Evaluating My Own Sermon

Edit:  People have asked for the link… so here it is.  I didn’t want to give it, but whatever.  Warning:  If you hold to limited atonement, you might not like the sermon, but I really don’t care :).

This past Sunday, I preached at my church for the third time.  Add in the other times I’ve preached (three times during preaching class, one time in Austin), and that brings my total of actual sermons to just seven.  I’ve taught many Bible classes before and I’ve spoken at large group settings, but I’m not really a preacher kind of a guy so I don’t seek opportunities to preach.

Nor have I tried to go back and listen/watch myself, even though you are encouraged to in class in order to improve.  As most people know, it’s weird listening to yourself and to watch yourself.  Your voice sounds weird to you, your mannerisms are weird to you, and it’s embarrassing if you screw up.  I don’t mind reading the stuff I’ve written, but it’s pretty awkward watching and listening to myself engage in public speaking.
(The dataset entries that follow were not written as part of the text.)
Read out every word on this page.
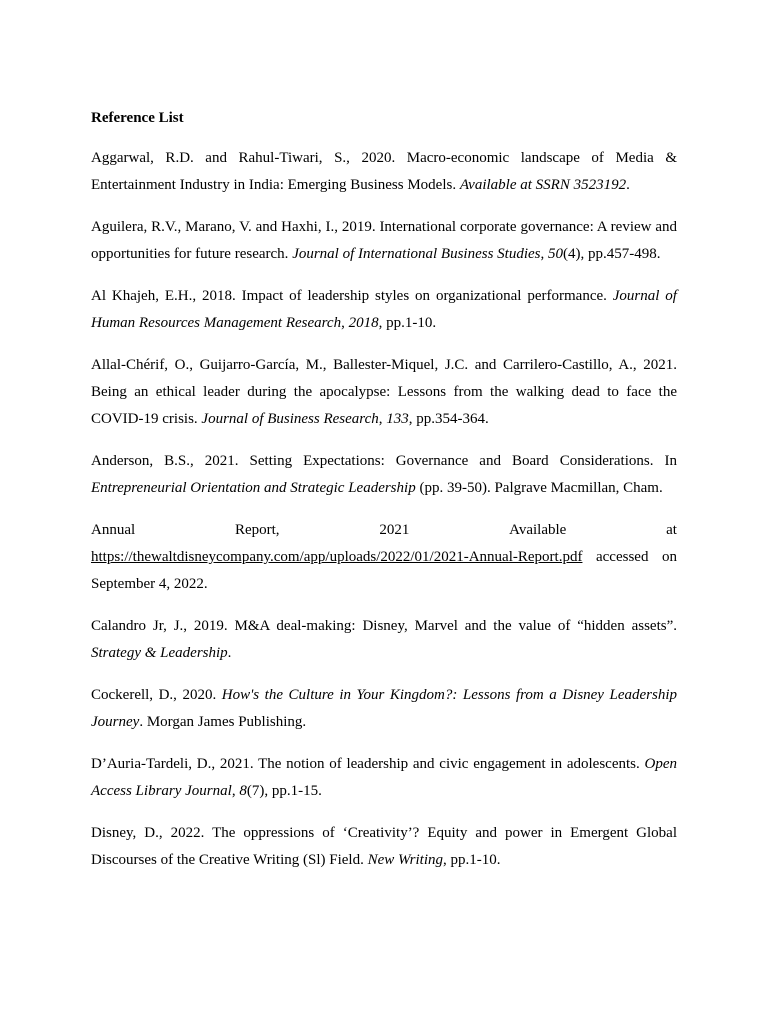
Reference List
Aggarwal, R.D. and Rahul-Tiwari, S., 2020. Macro-economic landscape of Media & Entertainment Industry in India: Emerging Business Models. Available at SSRN 3523192.
Aguilera, R.V., Marano, V. and Haxhi, I., 2019. International corporate governance: A review and opportunities for future research. Journal of International Business Studies, 50(4), pp.457-498.
Al Khajeh, E.H., 2018. Impact of leadership styles on organizational performance. Journal of Human Resources Management Research, 2018, pp.1-10.
Allal-Chérif, O., Guijarro-García, M., Ballester-Miquel, J.C. and Carrilero-Castillo, A., 2021. Being an ethical leader during the apocalypse: Lessons from the walking dead to face the COVID-19 crisis. Journal of Business Research, 133, pp.354-364.
Anderson, B.S., 2021. Setting Expectations: Governance and Board Considerations. In Entrepreneurial Orientation and Strategic Leadership (pp. 39-50). Palgrave Macmillan, Cham.
Annual	Report,	2021	Available	at
https://thewaltdisneycompany.com/app/uploads/2022/01/2021-Annual-Report.pdf accessed on
September 4, 2022.
Calandro Jr, J., 2019. M&A deal-making: Disney, Marvel and the value of “hidden assets”. Strategy & Leadership.
Cockerell, D., 2020. How's the Culture in Your Kingdom?: Lessons from a Disney Leadership Journey. Morgan James Publishing.
D’Auria-Tardeli, D., 2021. The notion of leadership and civic engagement in adolescents. Open Access Library Journal, 8(7), pp.1-15.
Disney, D., 2022. The oppressions of ‘Creativity’? Equity and power in Emergent Global Discourses of the Creative Writing (Sl) Field. New Writing, pp.1-10.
However, on Tuesday, I went online to our church’s website and decided to give my sermon a listen.  The good thing was that it was only audio so I didn’t have to watch myself; in some ways, that’s not as useful because I can’t evaluate my own nonverbal motions (or lack thereof), but whatever, nobody wants to watch a skinny Korean dude wave his arms around :).

Things I learned:

-My voice sounds so foreign to me that I sometimes forgot I was listening to myself, only remembering because I remembered pretty much everything I had said.

-I don’t really like my voice.  It’s more on the deep and soft side, making it hard to understand if I’m not projecting or talking slowly.  Obviously, I need to start yelling and talk super slow to everyone as if they’re idiots ;).  Furthermore, it’s not an easy voice to manipulate (and I’m not an animated person, normally, to begin with).  This is why dry humor fits me best, but a lot of people are noobs and miss what I say :).
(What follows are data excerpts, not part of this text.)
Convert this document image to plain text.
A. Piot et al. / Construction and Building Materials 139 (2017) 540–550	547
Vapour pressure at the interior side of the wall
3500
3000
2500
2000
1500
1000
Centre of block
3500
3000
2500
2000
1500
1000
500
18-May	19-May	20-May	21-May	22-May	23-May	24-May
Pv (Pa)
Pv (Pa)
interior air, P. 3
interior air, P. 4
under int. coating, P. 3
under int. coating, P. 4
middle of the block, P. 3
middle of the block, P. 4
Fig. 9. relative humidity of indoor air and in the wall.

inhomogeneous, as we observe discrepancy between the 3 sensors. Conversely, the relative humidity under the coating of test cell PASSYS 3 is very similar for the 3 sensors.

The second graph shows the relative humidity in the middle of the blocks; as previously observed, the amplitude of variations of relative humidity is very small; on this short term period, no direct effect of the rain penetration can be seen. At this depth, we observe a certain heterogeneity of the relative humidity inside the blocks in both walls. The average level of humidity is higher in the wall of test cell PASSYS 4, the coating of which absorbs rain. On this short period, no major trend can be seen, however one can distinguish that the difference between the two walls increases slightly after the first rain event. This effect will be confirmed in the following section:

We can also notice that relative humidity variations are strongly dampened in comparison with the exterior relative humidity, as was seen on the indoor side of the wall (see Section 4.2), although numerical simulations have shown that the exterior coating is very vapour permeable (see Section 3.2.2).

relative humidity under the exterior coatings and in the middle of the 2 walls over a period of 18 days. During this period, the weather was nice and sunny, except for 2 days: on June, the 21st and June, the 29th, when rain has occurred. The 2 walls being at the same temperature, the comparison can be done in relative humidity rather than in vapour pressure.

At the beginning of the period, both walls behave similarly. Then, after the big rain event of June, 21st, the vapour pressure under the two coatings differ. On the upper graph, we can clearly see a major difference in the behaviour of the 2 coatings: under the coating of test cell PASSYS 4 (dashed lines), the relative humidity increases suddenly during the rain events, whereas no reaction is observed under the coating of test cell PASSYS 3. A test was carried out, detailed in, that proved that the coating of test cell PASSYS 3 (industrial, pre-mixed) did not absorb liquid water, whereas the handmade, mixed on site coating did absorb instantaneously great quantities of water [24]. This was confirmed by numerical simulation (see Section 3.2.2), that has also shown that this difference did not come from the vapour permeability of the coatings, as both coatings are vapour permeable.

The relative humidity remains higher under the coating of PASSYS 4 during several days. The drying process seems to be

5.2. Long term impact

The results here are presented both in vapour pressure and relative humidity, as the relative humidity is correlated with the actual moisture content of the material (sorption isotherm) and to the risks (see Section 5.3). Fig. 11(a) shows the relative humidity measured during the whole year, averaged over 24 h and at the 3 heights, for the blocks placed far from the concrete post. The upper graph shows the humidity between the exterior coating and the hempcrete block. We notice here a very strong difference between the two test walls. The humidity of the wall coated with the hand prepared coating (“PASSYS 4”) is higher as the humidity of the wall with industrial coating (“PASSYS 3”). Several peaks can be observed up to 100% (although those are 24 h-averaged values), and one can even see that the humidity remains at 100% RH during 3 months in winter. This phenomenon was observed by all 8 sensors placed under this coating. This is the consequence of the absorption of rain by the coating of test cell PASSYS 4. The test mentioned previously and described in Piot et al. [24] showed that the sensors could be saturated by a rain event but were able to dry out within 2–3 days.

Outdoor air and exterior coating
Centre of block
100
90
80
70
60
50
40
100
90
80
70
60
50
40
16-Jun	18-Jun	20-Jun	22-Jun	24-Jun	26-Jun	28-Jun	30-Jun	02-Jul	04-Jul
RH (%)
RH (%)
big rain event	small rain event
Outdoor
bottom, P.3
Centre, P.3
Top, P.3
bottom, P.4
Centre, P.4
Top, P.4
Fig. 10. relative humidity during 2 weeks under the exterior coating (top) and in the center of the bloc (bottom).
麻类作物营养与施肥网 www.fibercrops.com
-My timing was good this time around.  I was given about 35 minutes, and minus the pastor’s introduction of me, it was about 33.  Which is good, because it’s around the 30 minute mark that people in our culture start to tune the heck out unless one can hold an audience like Matt Chandler.  I also don’t really like speaking for long periods of time, so at a half hour I’m as ready to sit down as people are of getting me to shut up.

-I’m glad I knew the text well, because there were a couple of times where I missed something I wanted to say but was able to incorporate it later, or times where transition was perhaps slightly awkward but I could simply move on.
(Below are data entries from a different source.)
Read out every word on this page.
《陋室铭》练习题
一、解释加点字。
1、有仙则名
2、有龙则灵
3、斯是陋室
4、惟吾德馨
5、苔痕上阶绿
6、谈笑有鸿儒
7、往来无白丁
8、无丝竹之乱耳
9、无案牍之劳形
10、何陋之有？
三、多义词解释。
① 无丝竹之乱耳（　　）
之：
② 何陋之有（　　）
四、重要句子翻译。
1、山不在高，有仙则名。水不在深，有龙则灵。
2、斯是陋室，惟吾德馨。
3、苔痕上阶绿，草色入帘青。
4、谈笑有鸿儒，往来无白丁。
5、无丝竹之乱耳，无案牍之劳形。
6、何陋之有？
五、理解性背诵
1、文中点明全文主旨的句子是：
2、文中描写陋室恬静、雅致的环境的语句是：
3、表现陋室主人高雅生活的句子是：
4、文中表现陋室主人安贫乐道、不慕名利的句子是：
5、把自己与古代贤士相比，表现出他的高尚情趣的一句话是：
-For sermons, the big thing I always worry about is the introduction.  Not only is it important to catch the audience’s attention, it introduces the text and purpose of the sermon.  However, if you’re aiming to quit around 30-35 minutes, you can’t afford to have a long-winded, 15 minute introduction even if it is interesting and funny.  And it’s easy to get caught up during the introduction because you often start with some story or illustration and then talk about the background and context of the passage.  That’s probably the one thing I practice the most so I can avoid spending too much time on it.  I thought I did a good job getting through the introduction without burning too much clock.

-Rabbit trails and short illustrations can add up… quickly.  I avoided them for the most part on Sunday, but there were a few more illustrations I thought of using but didn’t, and I’m thankful I didn’t because just a couple of more of those would have taken me overtime.

-The text should always be paramount.  If one doesn’t have the speaking gifts of the more famous pastors, which I surely do not, then you definitely need to stick to the text because you otherwise don’t have too many interesting things to say.  Of course, if you do, you should stick with the text anyway, but I guess you can get away with a lot more rabbit trails.  In other words, if I wasn’t explaining a Bible passage, I would have been even more boring than I was.

-I think I’m good at explanation of main ideas; I’m not so good at “pathos,” developing an emotional link to the audience.  One, I’m not an emotional guy because emotions are for wimps ;).  Two, I’m not an animated person (unless I’m watching sports).  I just go up there, say sarcastic things, and I explain what I believe the passage means.  I’m convicted but not outwardly passionate.  It’s something I can probably work on, though I do not want to fake being someone that I am not.

-Without God, there is no preaching.  When I tried to run through the sermon the night before, it felt off, so I just prayed and went to sleep.  When I was preaching, I remembered all the important things I needed to say to explain the passage.  I got through the passage at a brisk, but followable, pace, and I’m relatively satisfied with my level of explanation other than in a couple of places.  I thank God that he helped me remember the necessary things to say.

Anyway… I don’t know if I’ll go back to listen to myself again, but that was an interesting exercise.  Feedback from others is also always welcome, though that doesn’t mean I will care :).